There are times I think that sending my kids off to school would make life a little easier. When I’m trying to pack up the house to move is one of those times. As I’ve thought ahead of what these days of packing would look like I have come up with some ideas that have helped in homeschooling and packing. Here are some ways we are homeschooling while we get ready to move.
Plan to take time off ahead of time. If you know you’re moving ahead of time, you can plan to take some days off. You can do more school when you would usually take a break, start the school year earlier, or go a little later with some summer school.
Lighten the load. If you still want two keep the studies going you could try doing school 2-3 times per week. Another option would be to just pick a couple main subjects that need extra work and focus on those. That way you are still keeping up with the studies but you still have extra time to pack.
Let the kids school themselves. Kids can learn pretty easily on their own. Some ways we do this is through books, audiobooks, educational videos, and educational computer games. We have been using Spelling City and Timez Attack for some good review these days.
Hands on life learning. Moving is definitely a good life learning opportunity. They can learn how to pack a box, trying to fit everything in, taping, and labeling. They can also learn how to downsize their belongings, especially if they have a little too much to fit in your new home. Another great life skill they can learn is helping around the house, getting chores done while mom packs.
Don’t homeschool. Somedays it’s the best decision to just to not have anything planned and let them have a play day. My kids can play half the day away building with their legos and riding their bikes. What kid doesn’t like to play with boxes?
Do you have any more tips?
12 thoughts on “Homeschooling While Moving”
We moved two years ago, into a house that we started immediate renovations on. It was hectic! We took about a week off from schoolwork to settle in. The first room after the kitchen and bedrooms that we set up was the schoolroom. Oh, I also reached out to other homeschoolers in our new hometown even before we moved to make the transition as easy as possible for the kids. It was hard at the time, but now they love where we live and have lots of new friends.
Thanks for sharing your experience, Patricia.
Great advice, Paula. Hope moving is going well.
Thanks, Jamie. It seems to be going well, though I usually don’t really know until I’m scrambling at the last minute;)
I love the flexability that homeschooling allows a family. Good luck on your move and on homeschooling through it or not. I am following from the Hip Homeschool Hop.
Thanks, Rebecca! Flexibility is one of our main reasons for homeschooling. It is a blessing.
Thanks for these tips and the reminder of the flexibility of homeschooling. We are moving mid-May and then again at the end of summer (we are building a house and have sold our current one, but the new house won’t be ready by our closing date, so we have to move somewhere in the interim).

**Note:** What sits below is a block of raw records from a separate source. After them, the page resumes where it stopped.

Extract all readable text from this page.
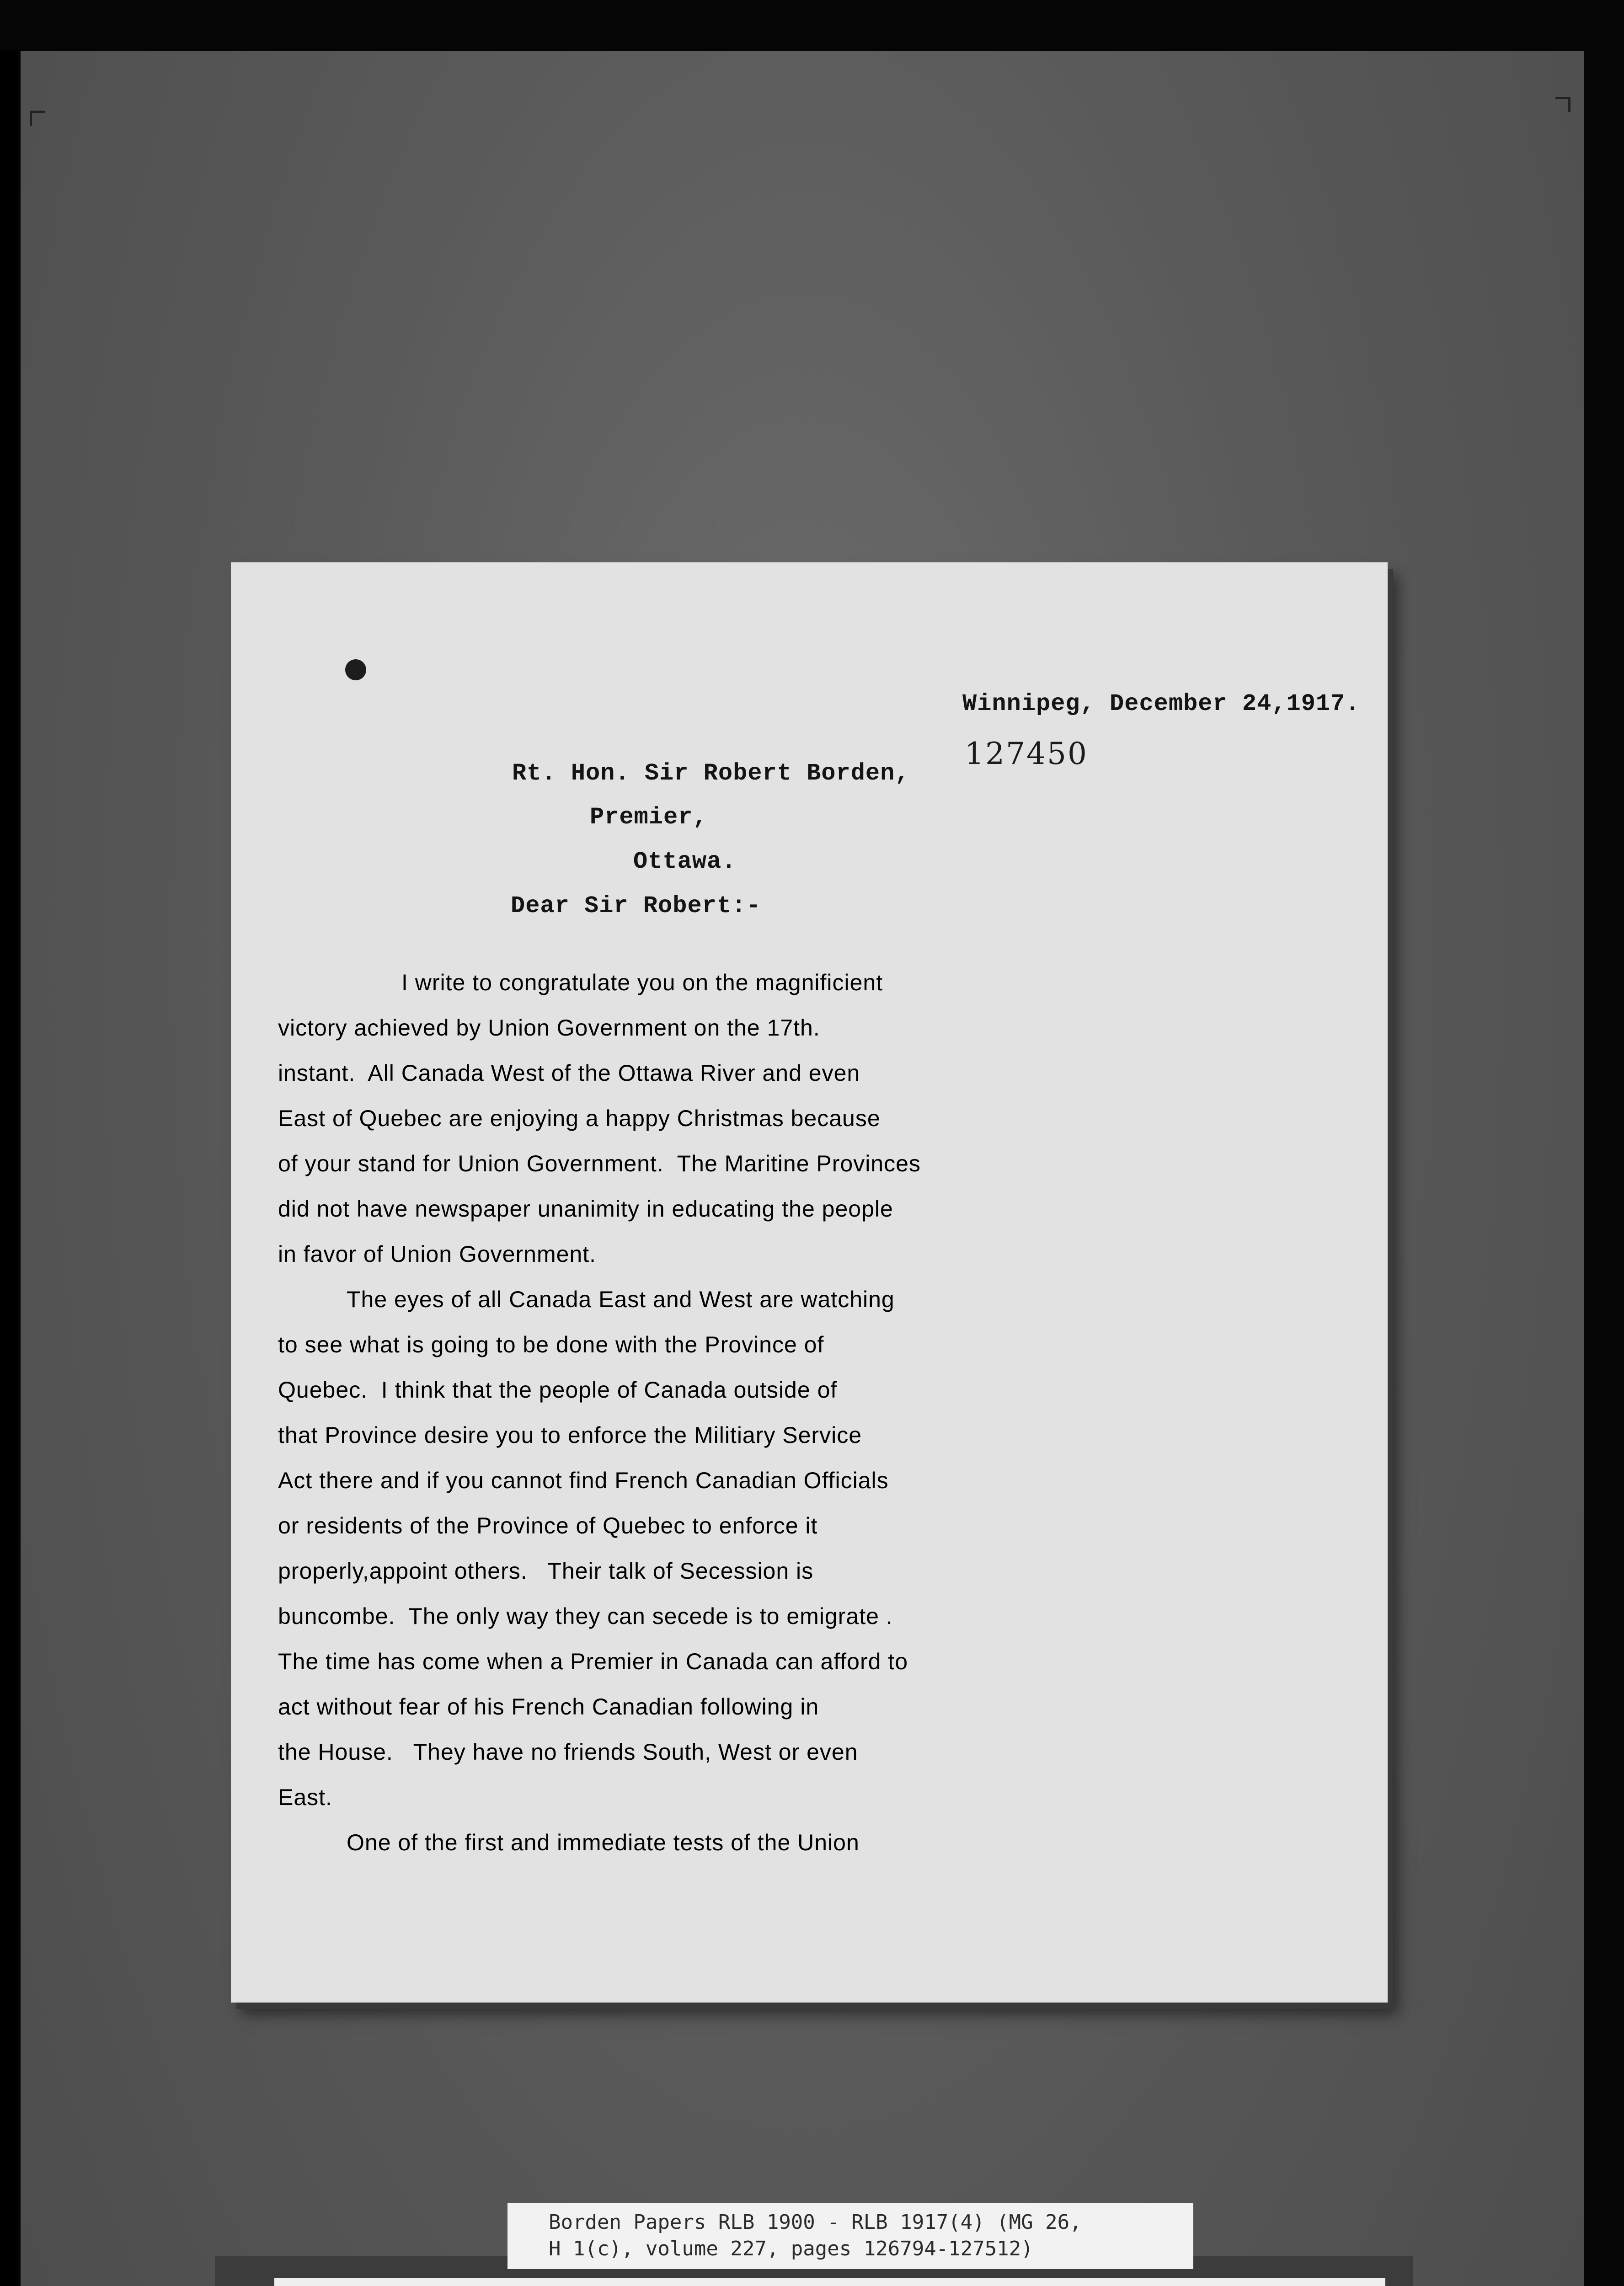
Winnipeg, December 24,1917.
127450
Rt. Hon. Sir Robert Borden,
Premier,
Ottawa.
Dear Sir Robert:-
I write to congratulate you on the magnificient
victory achieved by Union Government on the 17th.
instant.  All Canada West of the Ottawa River and even
East of Quebec are enjoying a happy Christmas because
of your stand for Union Government.  The Maritine Provinces
did not have newspaper unanimity in educating the people
in favor of Union Government.
The eyes of all Canada East and West are watching
to see what is going to be done with the Province of
Quebec.  I think that the people of Canada outside of
that Province desire you to enforce the Militiary Service
Act there and if you cannot find French Canadian Officials
or residents of the Province of Quebec to enforce it
properly,appoint others.   Their talk of Secession is
buncombe.  The only way they can secede is to emigrate .
The time has come when a Premier in Canada can afford to
act without fear of his French Canadian following in
the House.   They have no friends South, West or even
East.
One of the first and immediate tests of the Union
Borden Papers RLB 1900 - RLB 1917(4) (MG 26,
H 1(c), volume 227, pages 126794-127512)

I’ve been stressing a lot lately about trying to get everything done. Your post has helped me to take a step back, and breathe!!
I’m glad it was encouragement to you, Sarah! Sounds like you are going to have a busy summer. I pray that your moves go well!
These are great! I wish I read them when we moved a little over 5 months ago, after having moved 4 months before that….yikes!
I’m working on trying to let myself off the hook right now because of how “behind” we are. It’s ‘supposed’ to be nearing the end of the year and we’re only 12 weeks in to our main curriculum. We made sure to stick with math, writing & reading even through the upheaval, spent lots of time talking and playing games and reading books at the library….lots of life lessons and growth as a family this year. That has to be at least as important as where we are in our curriculum, right?!?!
Thank you for sharing. 🙂 Here from the Hop!
Danielle, it sounds like your kids had plenty of learning experiences as well as school. Remember you don’t have to measure by what lesson you are in in the curriculum, but by looking at how your child is doing. Have they grown and learned since the beginning of the year? And if they do have more learning to do, summer school is not such a bad thing. It’s not as if they will be sitting at a desk for 8 hours. They will learn for an hour or 2 and have the rest of the day to play.
Thanks for stopping by!
When we prepared for a move, we just read aloud some days (or evenings) and kept the flow of our theme going.
I asked the kids to call me away from my packing and organising every 2 hours for a time together, and we’d do something fun and quick. We’d play catch, tag, “Simon Says” or just have a cup of tea together. I needed the break and they needed time together with me.
When our family travelled for over a year, I kept the basics for homeschool in a small travel bag and we could start anywhere at any time. Despite the lack of continuity and a regular schedule, my children were all on target!
These breaks and settling back in to school sometimes seems overwhelming, but life learning goes on and your children will be fine.
I love your idea of having the children get you for a break. Thanks for sharing your tips, Nadene!